優しげに細められた瞳に嬉しくなって、私もお返しにルドの頬にキスを返す。
恋情なんかじゃない、これはきっと親愛だ。
胸がくすぐったくなるようなあったかい思いが溢れ出して、思わずへにゃりと頬が緩んだ。
「「「「…っ!!」」」」
エドさんたちのいる方から息を飲むような音が聞こえたので振り向くと、みんな何故か口を手で押さえていた。

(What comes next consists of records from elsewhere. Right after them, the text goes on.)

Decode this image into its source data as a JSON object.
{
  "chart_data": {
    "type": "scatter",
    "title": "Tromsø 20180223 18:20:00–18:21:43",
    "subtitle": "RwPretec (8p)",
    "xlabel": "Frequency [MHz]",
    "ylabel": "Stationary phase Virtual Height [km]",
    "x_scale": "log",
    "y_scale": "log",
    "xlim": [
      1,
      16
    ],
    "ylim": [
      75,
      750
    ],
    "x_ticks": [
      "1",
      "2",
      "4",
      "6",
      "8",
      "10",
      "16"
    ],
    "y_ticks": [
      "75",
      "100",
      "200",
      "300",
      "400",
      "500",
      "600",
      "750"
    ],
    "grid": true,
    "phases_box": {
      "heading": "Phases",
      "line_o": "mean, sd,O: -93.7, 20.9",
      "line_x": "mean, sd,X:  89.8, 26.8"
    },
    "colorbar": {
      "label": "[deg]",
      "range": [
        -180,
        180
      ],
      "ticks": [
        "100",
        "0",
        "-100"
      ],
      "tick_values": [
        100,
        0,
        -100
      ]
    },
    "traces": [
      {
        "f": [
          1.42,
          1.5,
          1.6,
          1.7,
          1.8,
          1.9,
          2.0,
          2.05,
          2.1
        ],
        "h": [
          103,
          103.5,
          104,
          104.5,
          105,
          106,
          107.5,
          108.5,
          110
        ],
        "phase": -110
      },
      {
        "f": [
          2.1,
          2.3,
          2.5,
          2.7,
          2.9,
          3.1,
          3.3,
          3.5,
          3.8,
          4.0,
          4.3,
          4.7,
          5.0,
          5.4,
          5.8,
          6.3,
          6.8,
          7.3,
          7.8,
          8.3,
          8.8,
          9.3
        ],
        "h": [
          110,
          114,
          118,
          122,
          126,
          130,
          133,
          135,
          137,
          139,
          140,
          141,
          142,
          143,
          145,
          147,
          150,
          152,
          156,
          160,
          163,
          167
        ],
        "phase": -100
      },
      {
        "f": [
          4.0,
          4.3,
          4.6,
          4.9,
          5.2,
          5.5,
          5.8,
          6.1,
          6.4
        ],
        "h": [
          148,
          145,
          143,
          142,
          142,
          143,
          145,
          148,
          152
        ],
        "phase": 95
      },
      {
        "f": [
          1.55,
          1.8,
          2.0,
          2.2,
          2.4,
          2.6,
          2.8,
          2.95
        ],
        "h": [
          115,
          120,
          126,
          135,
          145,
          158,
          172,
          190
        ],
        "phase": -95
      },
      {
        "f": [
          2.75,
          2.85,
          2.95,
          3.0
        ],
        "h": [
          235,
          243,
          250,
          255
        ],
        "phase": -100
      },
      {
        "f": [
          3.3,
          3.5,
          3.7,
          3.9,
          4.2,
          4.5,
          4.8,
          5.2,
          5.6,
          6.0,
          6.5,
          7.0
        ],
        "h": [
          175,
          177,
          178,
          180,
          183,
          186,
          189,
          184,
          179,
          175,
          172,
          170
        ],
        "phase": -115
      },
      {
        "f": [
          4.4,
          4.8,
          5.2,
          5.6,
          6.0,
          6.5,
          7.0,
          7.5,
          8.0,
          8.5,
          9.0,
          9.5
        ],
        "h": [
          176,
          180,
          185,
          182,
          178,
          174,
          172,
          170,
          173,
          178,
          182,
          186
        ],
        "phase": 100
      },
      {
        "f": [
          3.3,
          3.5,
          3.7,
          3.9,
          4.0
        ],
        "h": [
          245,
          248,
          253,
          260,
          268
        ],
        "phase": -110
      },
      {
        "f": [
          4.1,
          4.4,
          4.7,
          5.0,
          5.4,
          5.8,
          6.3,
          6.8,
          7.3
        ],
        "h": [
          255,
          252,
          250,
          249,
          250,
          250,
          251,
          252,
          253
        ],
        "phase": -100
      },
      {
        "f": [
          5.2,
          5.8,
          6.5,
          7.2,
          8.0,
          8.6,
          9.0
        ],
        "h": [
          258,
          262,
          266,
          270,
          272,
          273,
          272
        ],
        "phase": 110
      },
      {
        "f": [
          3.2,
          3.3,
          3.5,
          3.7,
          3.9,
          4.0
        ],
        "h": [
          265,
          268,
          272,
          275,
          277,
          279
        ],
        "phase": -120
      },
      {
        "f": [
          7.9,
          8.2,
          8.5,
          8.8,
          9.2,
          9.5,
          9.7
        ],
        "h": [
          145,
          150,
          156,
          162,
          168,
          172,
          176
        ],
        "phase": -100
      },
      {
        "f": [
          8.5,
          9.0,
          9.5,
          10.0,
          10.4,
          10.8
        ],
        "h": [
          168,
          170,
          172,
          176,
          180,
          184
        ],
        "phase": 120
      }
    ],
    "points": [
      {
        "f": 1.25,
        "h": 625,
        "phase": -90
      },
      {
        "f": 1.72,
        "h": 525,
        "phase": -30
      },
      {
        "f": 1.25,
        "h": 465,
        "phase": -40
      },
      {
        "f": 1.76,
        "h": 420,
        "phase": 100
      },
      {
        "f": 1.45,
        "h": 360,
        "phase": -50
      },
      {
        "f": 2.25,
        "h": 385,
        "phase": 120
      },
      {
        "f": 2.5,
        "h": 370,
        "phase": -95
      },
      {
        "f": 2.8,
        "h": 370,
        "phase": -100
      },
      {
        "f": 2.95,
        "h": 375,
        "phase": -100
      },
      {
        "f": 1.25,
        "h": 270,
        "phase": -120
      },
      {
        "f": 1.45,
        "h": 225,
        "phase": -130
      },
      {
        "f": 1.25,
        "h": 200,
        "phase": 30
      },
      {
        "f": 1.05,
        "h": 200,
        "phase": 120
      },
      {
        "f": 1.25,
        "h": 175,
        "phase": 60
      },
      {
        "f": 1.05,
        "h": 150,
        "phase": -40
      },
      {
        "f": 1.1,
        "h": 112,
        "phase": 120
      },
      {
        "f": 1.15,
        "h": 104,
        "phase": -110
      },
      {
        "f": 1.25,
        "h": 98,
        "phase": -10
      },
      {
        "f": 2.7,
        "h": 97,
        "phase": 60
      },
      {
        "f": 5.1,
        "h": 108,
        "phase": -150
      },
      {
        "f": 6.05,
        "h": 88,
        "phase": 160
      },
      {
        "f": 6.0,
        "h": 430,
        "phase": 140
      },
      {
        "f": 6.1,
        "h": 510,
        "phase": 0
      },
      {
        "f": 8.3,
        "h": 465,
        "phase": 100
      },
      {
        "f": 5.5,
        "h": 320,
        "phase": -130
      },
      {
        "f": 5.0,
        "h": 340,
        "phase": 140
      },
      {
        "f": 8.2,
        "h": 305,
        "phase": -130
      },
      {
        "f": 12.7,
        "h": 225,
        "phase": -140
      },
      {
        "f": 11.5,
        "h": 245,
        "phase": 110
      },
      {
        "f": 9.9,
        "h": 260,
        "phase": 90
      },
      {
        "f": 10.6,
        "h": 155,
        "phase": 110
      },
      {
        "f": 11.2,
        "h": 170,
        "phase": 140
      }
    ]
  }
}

肩が震えてるんだけど…何か面白いことでもあったのかな?
あ、視線そらされた。みんなしてなんなのさー!
少しして震えが収まったのか、ゴホンとオネェ様が咳払いを1つして私に視線を合わせた。
「はぁ、堪能させてもらったわ…。
さて、ちょっと順番が違っちゃったけど、自己紹介させてもらうわね。
アタシはキースベル。管理塔部隊の副部隊長よ。アタシの管轄は物作りだから、ミツキちゃんの服や靴なんかはアタシが制作を担当するわね。」
「きーしゅべりゅ、べる…しゃん」
「んふふ、ミツキちゃんには言いにくいわよねぇ。ベル、なら言えるかしら?」
「べるしゃん!とってもかわいいおよーふくありがとごじゃました!」
「やーん、こちらこそ作らしてもらってありがとう、よ!これからもどんどん可愛いお洋服作ってあげるから楽しみにしててねぇ♡」
「あい!」
元気なお返事ねとベルさんが笑うと、ちなみに、とラーナさんが続けた。
「キースベルは私の弟なのよ。愚弟がなにか馬鹿やったら遠慮なく私に言ってね、ミツキちゃん」
「んもぉ、大きなお世話よ!」
「おとーと…!」
え、2人姉弟だったの!?でもそう言われてみれば気の強そうな顔立ちはそっくりだし、瞳の色なんておんなじピンクゴールドだ。
隣に並ぶと美男美女の姉弟だってわかる。
ほぁー、なんで気づかなかったんだろ…!
というか姉弟で管理塔部隊の部隊長と副部隊長勤めちゃってるのね…とんだエリートだな…
「…さて、そろそろ時間だな。ランティス様も帰ってきている頃だろう」
「ん、そうだな。…ミツキ、あとは報告会議だけだから、もちっと我慢できるか?疲れてるだろうけど勘弁な」
「だいじょぶ、げんきだよ!」
ルドにそう声をかけられたので首を振る。
確かに子供の体だと活動の限界は早いけど、すごくしんどいわけでもない。むしろルドたちのほうが疲れてないかな?
私のせいで余計なお仕事増やしちゃったもの、すごく申し訳ない…。
それに私はお世話になる身だから、ちゃんと挨拶もしなきゃいけない。
うぅ、今から緊張してきた…総部隊長さん、怖い人じゃないといいなぁ…。